Checkpoint is also used whenever commonly-used data needs to be distributed throughout the cluster.
A Checkpoint is inappropriate when the data is not often used. Although a checkpoint may be written to disk for recovery during a catastrophic failure event, the entire checkpoint data set is stored in RAM. Therefore a traditional replicated database is more appropriate for a large and/or rarely used data set.
Major Features
Most major features can be selected at object creation time to optimize for speed or for utility
Replicated: Replicated efficiently to multiple nodes
Nested: Checkpoint values can be unique identifiers that automatically resolve-and-lookup in another Checkpoint
Persistent: Checkpoints can automatically store themselves to disk (Persistence)
Notifiable: You can subscribe to get notified of changes to Checkpoints (Event)
Shared memory: For efficiency, a single service per node can maintain coherency (with the rest of the cluster) of a checkpoint. To do this the checkpoint is stored in shared memory
Transactional: Checkpoint operations can be wrapped in a cluster-wide Transaction
Design
In this document the term "Checkpoint" will be used to refer to the entire replicated checkpoint abstraction. The term "local replica" will be used to refer to a particular copy of the checkpoint data.
Process Access
A Checkpoint can be located in process private memory or in shared memory based on an option when the Checkpoint is created.
A Checkpoint that is used by multiple processes on the same node should be located in shared memory for efficiency.
Checkpoint Creation
A checkpoint is always identified by a Handle. At the API layer, a string name can be used. If the latter, this name will be registered with the Name service using the checkpoint's Handle as the value.
Internode Replication and Communication
Discovery
The implementation of the checkpoint will register a new group with the Group service.
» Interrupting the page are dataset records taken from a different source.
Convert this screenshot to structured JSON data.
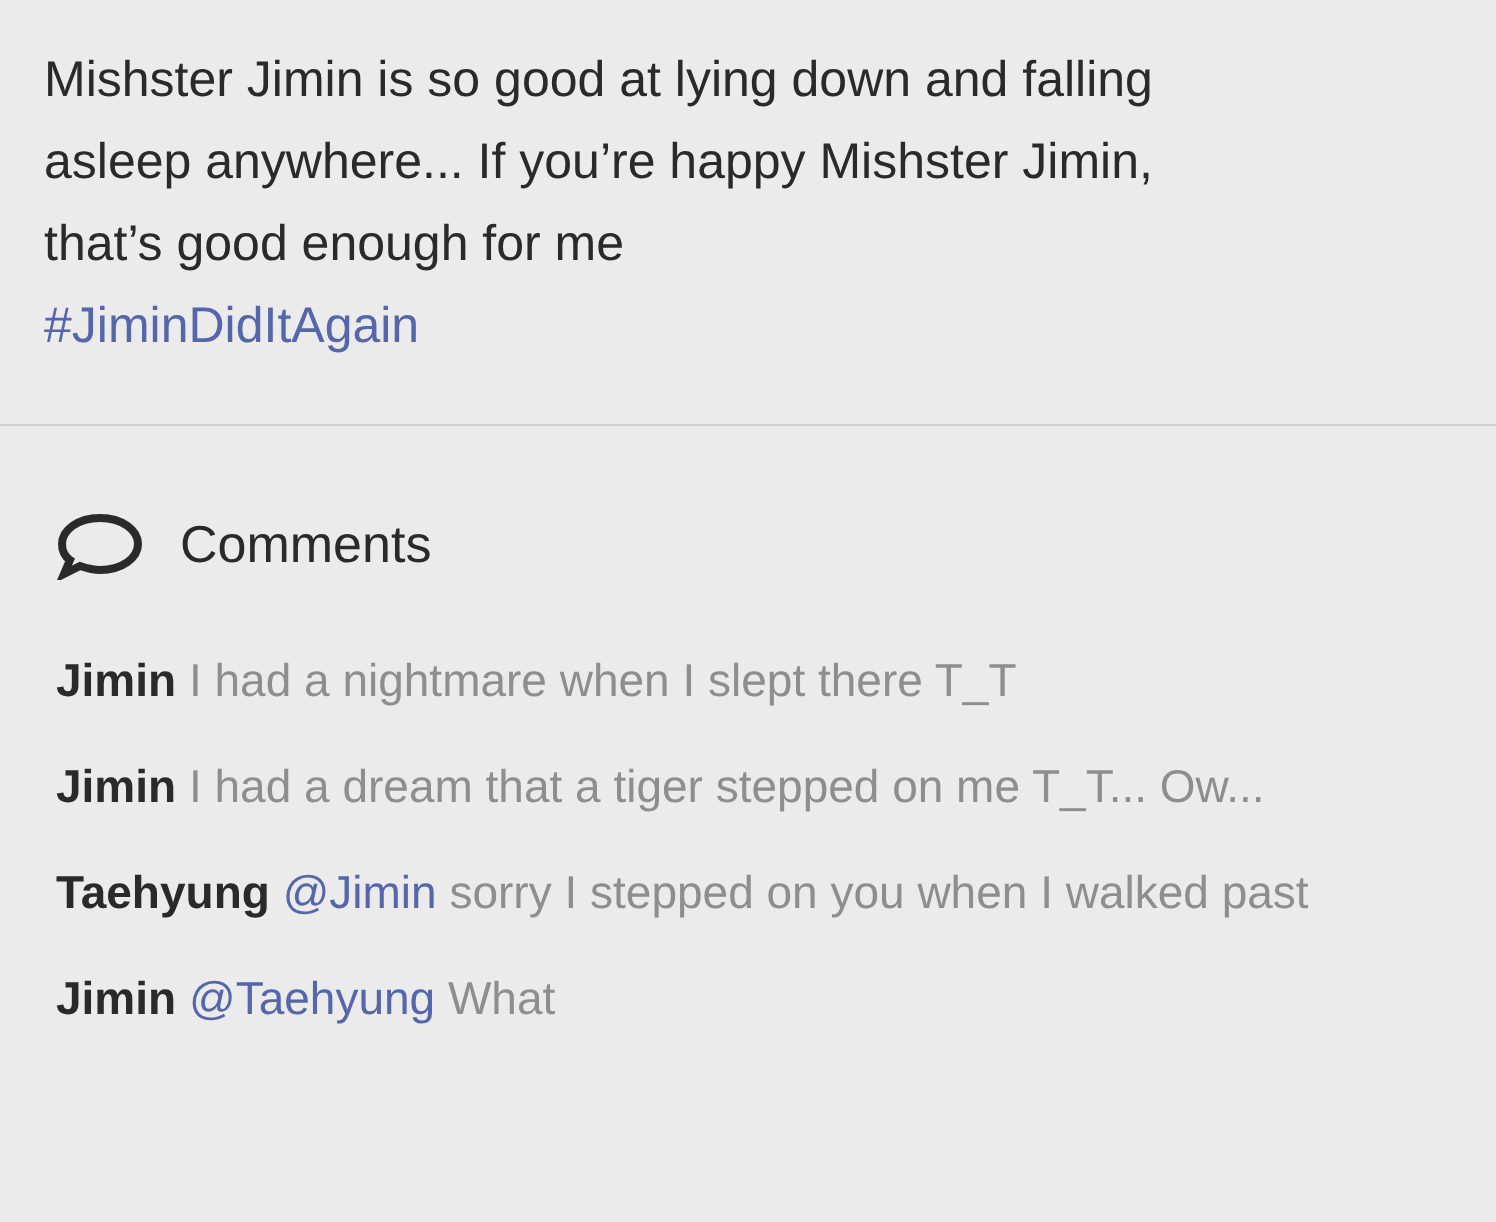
{
  "post": {
    "lines": [
      "Mishster Jimin is so good at lying down and falling",
      "asleep anywhere... If you’re happy Mishster Jimin,",
      "that’s good enough for me"
    ],
    "hashtag": "#JiminDidItAgain"
  },
  "comments": {
    "title": "Comments",
    "items": [
      {
        "author": "Jimin",
        "text": "I had a nightmare when I slept there T_T"
      },
      {
        "author": "Jimin",
        "text": "I had a dream that a tiger stepped on me T_T... Ow..."
      },
      {
        "author": "Taehyung",
        "mention": "@Jimin",
        "text": "sorry I stepped on you when I walked past"
      },
      {
        "author": "Jimin",
        "mention": "@Taehyung",
        "text": "What"
      }
    ]
  }
}
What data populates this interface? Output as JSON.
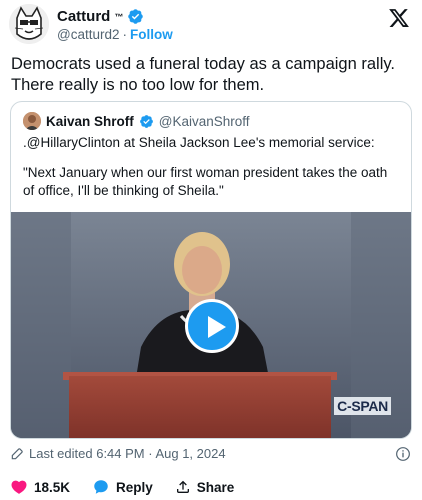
{
  "author": {
    "name": "Catturd",
    "tm": "™",
    "handle": "@catturd2",
    "separator": "·",
    "follow_label": "Follow"
  },
  "tweet": {
    "text": "Democrats used a funeral today as a campaign rally. There really is no too low for them."
  },
  "quoted": {
    "name": "Kaivan Shroff",
    "handle": "@KaivanShroff",
    "line1": ".@HillaryClinton at Sheila Jackson Lee's memorial service:",
    "line2": "\"Next January when our first woman president takes the oath of office, I'll be thinking of Sheila.\"",
    "video_watermark": "C-SPAN"
  },
  "meta": {
    "edited": "Last edited 6:44 PM · Aug 1, 2024"
  },
  "actions": {
    "likes": "18.5K",
    "reply_label": "Reply",
    "share_label": "Share"
  },
  "colors": {
    "accent": "#1d9bf0",
    "like": "#f91880",
    "secondary_text": "#536471"
  }
}
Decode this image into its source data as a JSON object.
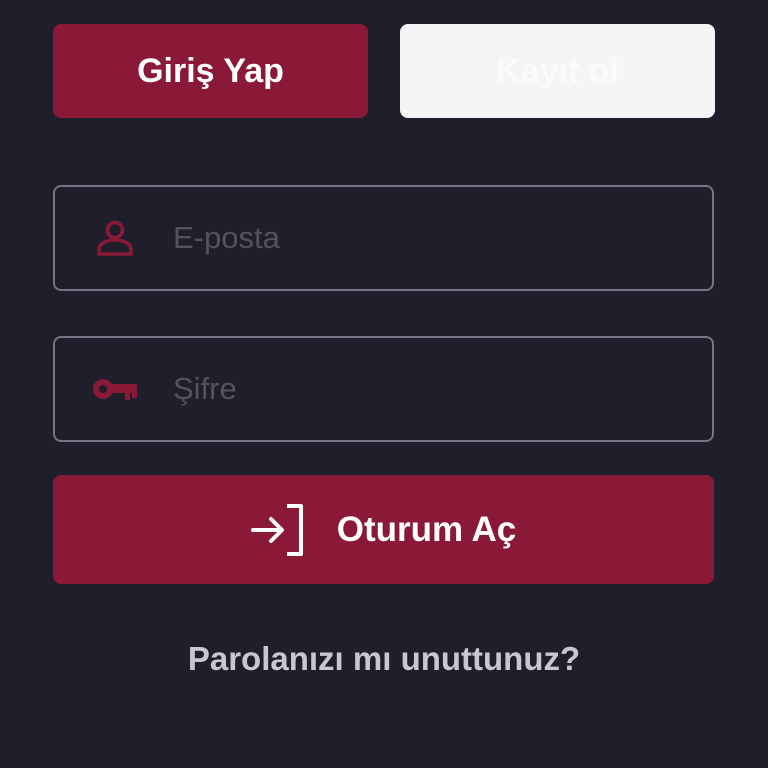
{
  "tabs": {
    "login_label": "Giriş Yap",
    "register_label": "Kayıt ol"
  },
  "email_field": {
    "placeholder": "E-posta",
    "value": "",
    "icon": "person-icon"
  },
  "password_field": {
    "placeholder": "Şifre",
    "value": "",
    "icon": "key-icon"
  },
  "submit": {
    "label": "Oturum Aç",
    "icon": "login-arrow-icon"
  },
  "forgot_password": {
    "label": "Parolanızı mı unuttunuz?"
  },
  "colors": {
    "background": "#1f1e2b",
    "accent": "#8a1837",
    "inactive_tab": "#f7f4f8",
    "field_border": "#757482",
    "placeholder": "#54525f",
    "link": "#c8c6d1"
  }
}
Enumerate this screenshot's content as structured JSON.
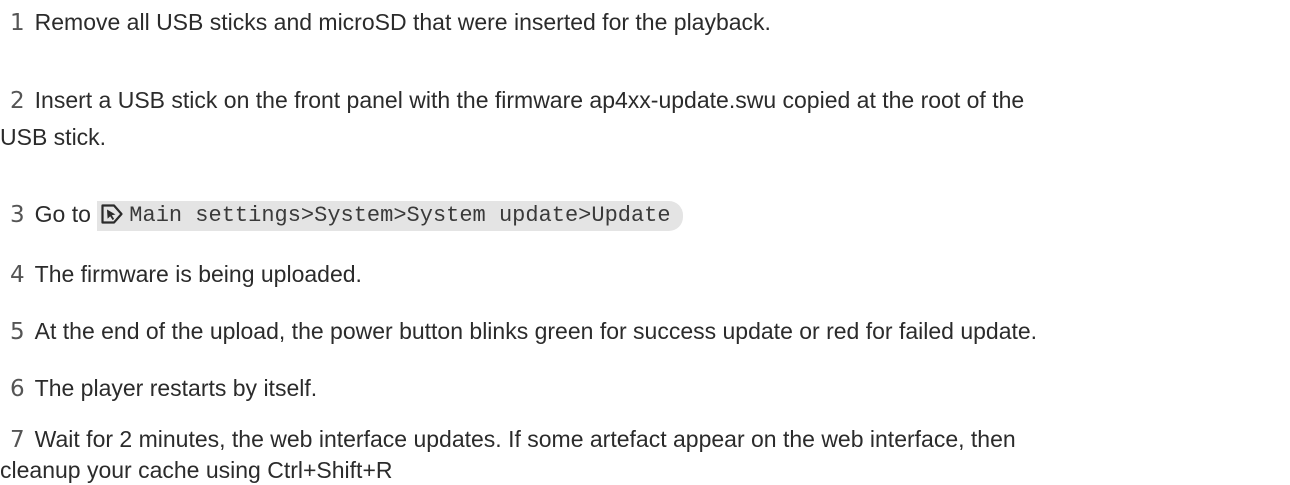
{
  "steps": [
    {
      "num": "1",
      "text": "Remove all USB sticks and microSD that were inserted for the playback."
    },
    {
      "num": "2",
      "text": "Insert a USB stick on the front panel with the firmware ap4xx-update.swu copied at the root of the",
      "text2": "USB stick."
    },
    {
      "num": "3",
      "text": "Go to",
      "path": "Main settings>System>System update>Update",
      "icon": "remote-pointer-icon"
    },
    {
      "num": "4",
      "text": "The firmware is being uploaded."
    },
    {
      "num": "5",
      "text": "At the end of the upload, the power button blinks green for success update or red for failed update."
    },
    {
      "num": "6",
      "text": "The player restarts by itself."
    },
    {
      "num": "7",
      "text": "Wait for 2 minutes, the web interface updates. If some artefact appear on the web interface, then",
      "text2": "cleanup your cache using Ctrl+Shift+R"
    }
  ]
}
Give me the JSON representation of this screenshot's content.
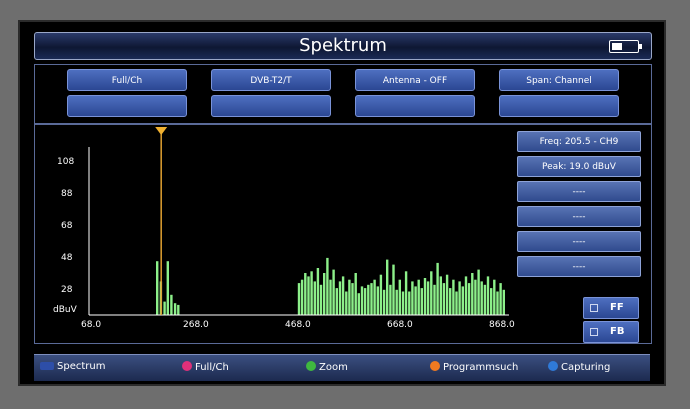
{
  "title": "Spektrum",
  "colors": {
    "accent_blue": "#3a5aa8",
    "trace_green": "#8df08a",
    "marker_orange": "#e0a030"
  },
  "top_buttons": [
    {
      "label": "Full/Ch"
    },
    {
      "label": "DVB-T2/T"
    },
    {
      "label": "Antenna - OFF"
    },
    {
      "label": "Span: Channel"
    }
  ],
  "info": {
    "freq": "Freq: 205.5 - CH9",
    "peak": "Peak: 19.0 dBuV",
    "blank1": "----",
    "blank2": "----",
    "blank3": "----",
    "blank4": "----"
  },
  "side_buttons": {
    "ff": "FF",
    "fb": "FB"
  },
  "bottom": {
    "spectrum": "Spectrum",
    "fullch": "Full/Ch",
    "zoom": "Zoom",
    "program": "Programmsuch",
    "capturing": "Capturing"
  },
  "chart_data": {
    "type": "bar",
    "xlabel": "",
    "ylabel": "dBuV",
    "x_ticks": [
      "68.0",
      "268.0",
      "468.0",
      "668.0",
      "868.0"
    ],
    "y_ticks": [
      "108",
      "88",
      "68",
      "48",
      "28"
    ],
    "xlim": [
      68,
      868
    ],
    "ylim": [
      10,
      110
    ],
    "marker_x": 205.5,
    "x": [
      198,
      205,
      212,
      218,
      225,
      232,
      238,
      468,
      474,
      480,
      486,
      492,
      498,
      504,
      510,
      516,
      522,
      528,
      534,
      540,
      546,
      552,
      558,
      564,
      570,
      576,
      582,
      588,
      594,
      600,
      606,
      612,
      618,
      624,
      630,
      636,
      642,
      648,
      654,
      660,
      666,
      672,
      678,
      684,
      690,
      696,
      702,
      708,
      714,
      720,
      726,
      732,
      738,
      744,
      750,
      756,
      762,
      768,
      774,
      780,
      786,
      792,
      798,
      804,
      810,
      816,
      822,
      828,
      834,
      840,
      846,
      852,
      858
    ],
    "values": [
      42,
      30,
      18,
      42,
      22,
      17,
      16,
      29,
      31,
      35,
      33,
      36,
      30,
      38,
      28,
      35,
      44,
      31,
      37,
      26,
      30,
      33,
      24,
      31,
      29,
      35,
      23,
      27,
      26,
      28,
      29,
      31,
      27,
      34,
      25,
      43,
      28,
      40,
      25,
      31,
      24,
      36,
      24,
      30,
      27,
      31,
      26,
      32,
      30,
      36,
      28,
      41,
      33,
      29,
      34,
      26,
      31,
      24,
      30,
      27,
      33,
      29,
      35,
      31,
      37,
      30,
      28,
      33,
      26,
      31,
      24,
      29,
      25
    ]
  }
}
It is identified by a well-known Handle or by the ClusterUniqueId returned by the Group registration. It may also be identified by a string entry in the Name service and all APIs that need a checkpoint will accept either a ClusterUniqueId or a string name.
The group service shall be used to identify the process responsible for updating the local replica on the node -- the "node primary replica" -- and the process that can write to the checkpoint -- the "master replica".